Cohesion Analysis - Supports student’s reading comprehension and scaffolds writing abilities by focusing on cohesion created through the whole text, paragraph, and sentence level structure/organization. Helps students understand the predictability of text types using analysis of text types. The purpose of this HYPP is to support students’ reading comprehension and scaffolds their writing ability by focusing on how cohesion is created through the whole text, paragraph, and sentence level organization and structure. More information coming soon.
Joint Construction of Texts - Teachers act as a facilitation scribe, prompting students to offer ideas for what to write in a collective piece. Teachers model how writers think about writing and encouraging students to create more academic and genre-appropriate text. The purpose of this HYPP is to scaffold students’ abilities to write a particular genre. Supports students to compose independent texts through a teacher-facilitated process that allows rehearsal of writing.
Collaborative Problem Solving - Students engage in answering a prompt by first finding the story and understanding what is being asked. They solve independently, and with a partner and a group of four. Students agree on an answer and create a collaborative poster using visuals, words, and numbers (If applicable) representing all members’ thinking and work. The purpose of this HYPP is through discussion and problem-based tasks, students learn to think for themselves, provide feedback to their peers, and are encouraged to take risks and make “mistakes.”
Stronger and Clearer - Students think and individually write how they would solve a problem. Students then share their thinking with another partner and have the opportunity to clarify and ask questions. Have students switch several more times before returning to their seat to individually write their response. The purpose of this HYPP is to provide a structured and interactive opportunity for students to revise and refine both their ideas and their verbal and written output.

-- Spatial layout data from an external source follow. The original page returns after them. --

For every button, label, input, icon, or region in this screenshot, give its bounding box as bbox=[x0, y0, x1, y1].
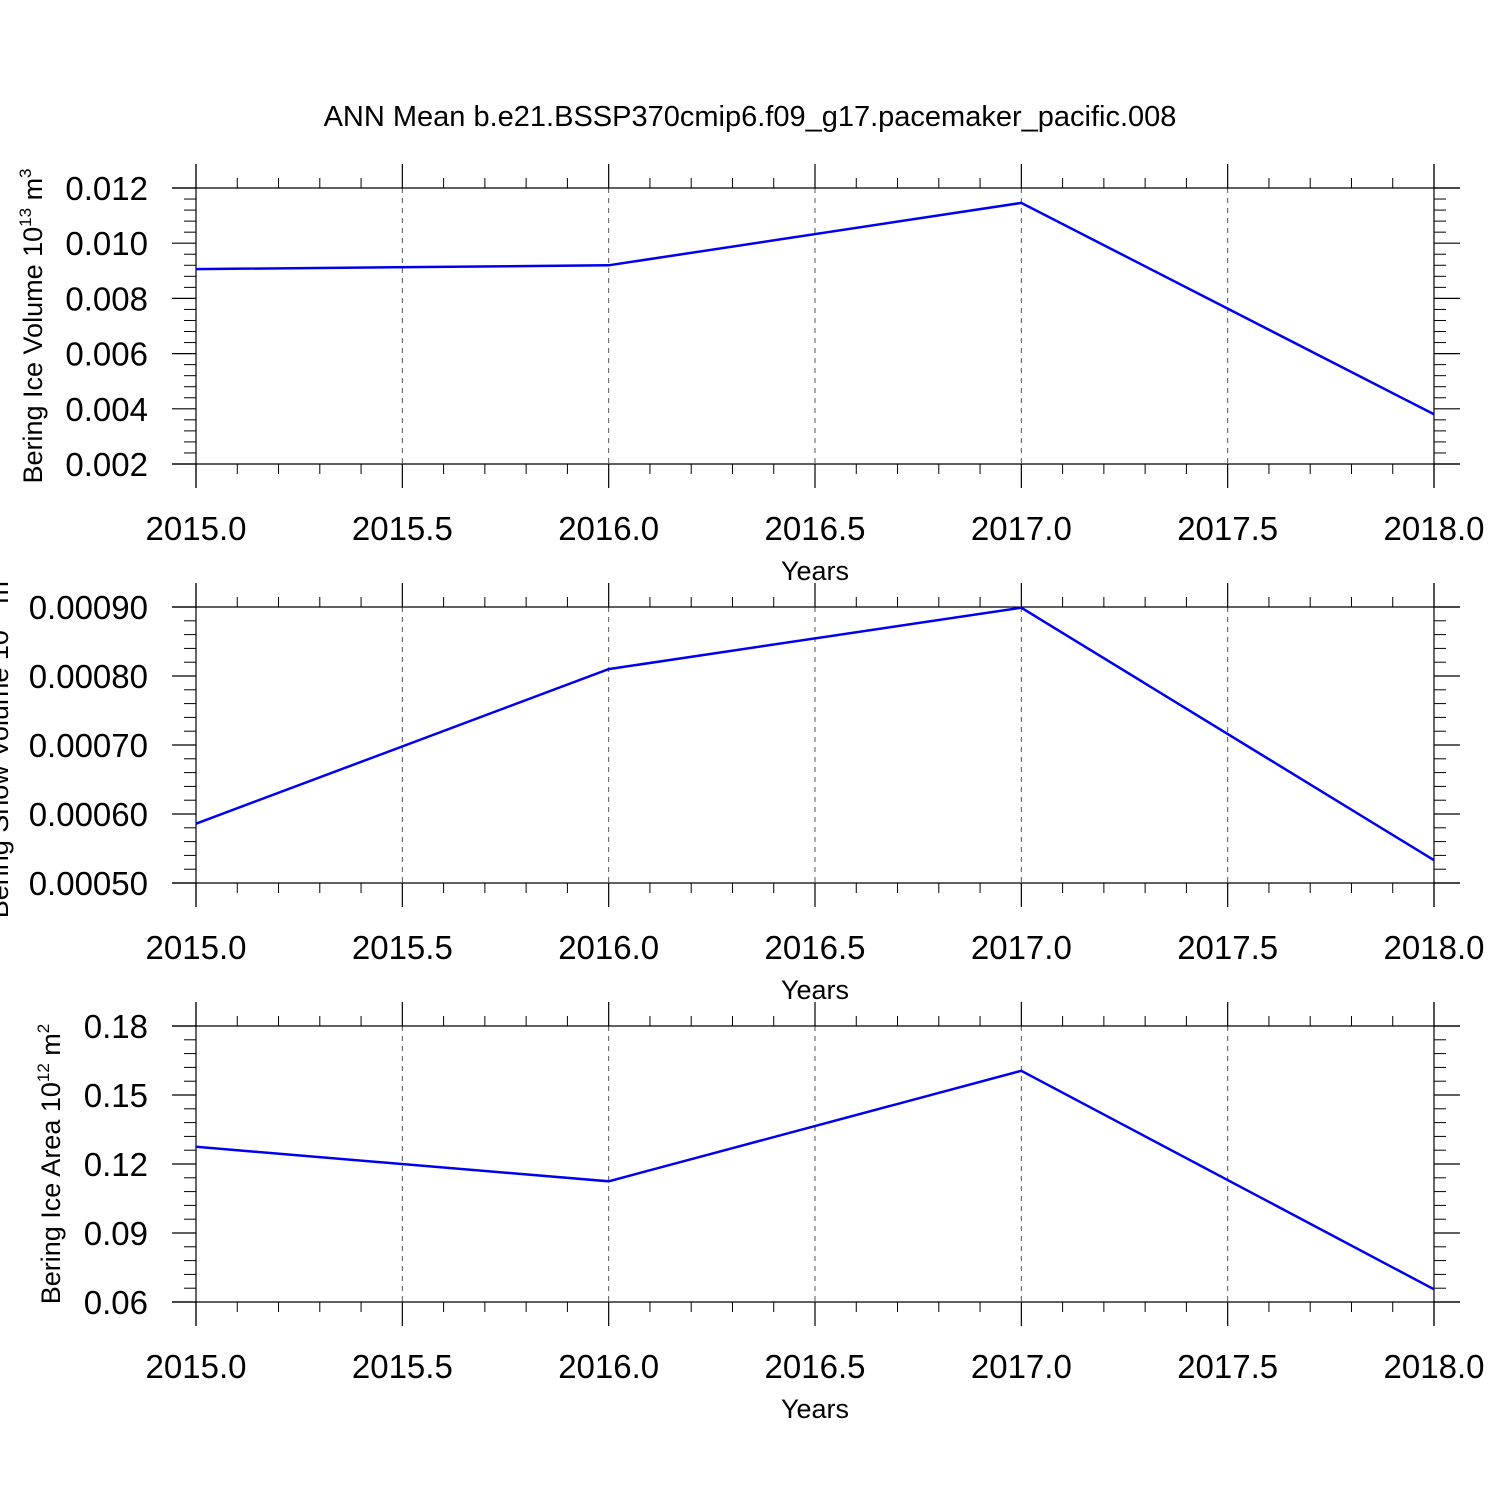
x-tick-label: 2016.5 bbox=[765, 929, 866, 966]
y-tick-label: 0.00050 bbox=[29, 865, 148, 902]
x-tick-label: 2016.0 bbox=[558, 929, 659, 966]
y-tick-label: 0.06 bbox=[84, 1284, 148, 1321]
x-tick-label: 2017.5 bbox=[1177, 929, 1278, 966]
x-tick-label: 2018.0 bbox=[1384, 1348, 1485, 1385]
x-tick-label: 2015.5 bbox=[352, 1348, 453, 1385]
x-axis-title: Years bbox=[781, 556, 849, 586]
x-tick-label: 2016.5 bbox=[765, 510, 866, 547]
y-tick-label: 0.18 bbox=[84, 1008, 148, 1045]
x-tick-label: 2017.5 bbox=[1177, 1348, 1278, 1385]
x-tick-label: 2016.0 bbox=[558, 1348, 659, 1385]
panels: 2015.0 2015.5 2016.0 2016.5 2017.0 2017.5 2018… bbox=[0, 164, 1484, 1424]
y-tick-label: 0.008 bbox=[65, 280, 148, 317]
data-series-line bbox=[195, 606, 1435, 862]
y-tick-label: 0.00090 bbox=[29, 589, 148, 626]
data-series-line bbox=[195, 1069, 1435, 1291]
y-axis-title: Bering Snow Volume 1013 m3 bbox=[0, 572, 14, 919]
y-axis-title: Bering Ice Volume 1013 m3 bbox=[16, 168, 48, 483]
y-tick-label: 0.006 bbox=[65, 336, 148, 373]
data-series-line bbox=[195, 201, 1435, 416]
figure-title: ANN Mean b.e21.BSSP370cmip6.f09_g17.pace… bbox=[324, 101, 1177, 133]
y-tick-label: 0.012 bbox=[65, 170, 148, 207]
x-tick-label: 2018.0 bbox=[1384, 929, 1485, 966]
x-tick-label: 2018.0 bbox=[1384, 510, 1485, 547]
y-tick-label: 0.15 bbox=[84, 1077, 148, 1114]
x-tick-label: 2015.5 bbox=[352, 929, 453, 966]
y-tick-label: 0.004 bbox=[65, 391, 148, 428]
x-tick-label: 2015.5 bbox=[352, 510, 453, 547]
y-tick-label: 0.002 bbox=[65, 446, 148, 483]
chart-panel-1: 2015.0 2015.5 2016.0 2016.5 2017.0 2017.5 2018… bbox=[16, 164, 1484, 586]
x-axis-title: Years bbox=[781, 1394, 849, 1424]
chart-panel-2: 2015.0 2015.5 2016.0 2016.5 2017.0 2017.5 2018… bbox=[0, 572, 1484, 1005]
x-tick-label: 2017.5 bbox=[1177, 510, 1278, 547]
x-tick-label: 2017.0 bbox=[971, 929, 1072, 966]
y-tick-label: 0.010 bbox=[65, 225, 148, 262]
y-tick-label: 0.00060 bbox=[29, 796, 148, 833]
x-tick-label: 2015.0 bbox=[146, 1348, 247, 1385]
y-axis-title: Bering Ice Area 1012 m2 bbox=[34, 1024, 66, 1305]
x-tick-label: 2015.0 bbox=[146, 929, 247, 966]
chart-panel-3: 2015.0 2015.5 2016.0 2016.5 2017.0 2017.5 2018… bbox=[34, 1002, 1484, 1424]
x-axis-title: Years bbox=[781, 975, 849, 1005]
y-tick-label: 0.00070 bbox=[29, 727, 148, 764]
y-tick-label: 0.00080 bbox=[29, 658, 148, 695]
y-tick-label: 0.09 bbox=[84, 1215, 148, 1252]
x-tick-label: 2015.0 bbox=[146, 510, 247, 547]
x-tick-label: 2017.0 bbox=[971, 510, 1072, 547]
y-tick-label: 0.12 bbox=[84, 1146, 148, 1183]
x-tick-label: 2017.0 bbox=[971, 1348, 1072, 1385]
x-tick-label: 2016.5 bbox=[765, 1348, 866, 1385]
x-tick-label: 2016.0 bbox=[558, 510, 659, 547]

Text Analysis - Teachers explicitly teach students the purpose, text structure & organization, and linguistic features through the use of the Genre Cheat Sheets. The purpose of this HYPP is fundamentally written genres are distinguished by their social purposes — that is, what the text is intended to accomplish within a particular context and content area and the desired effect on the people who will be reading it. These social purposes shape the genre, guide how it is structured and organized, and determine which language resources are most powerful to use in the text. More information coming soon.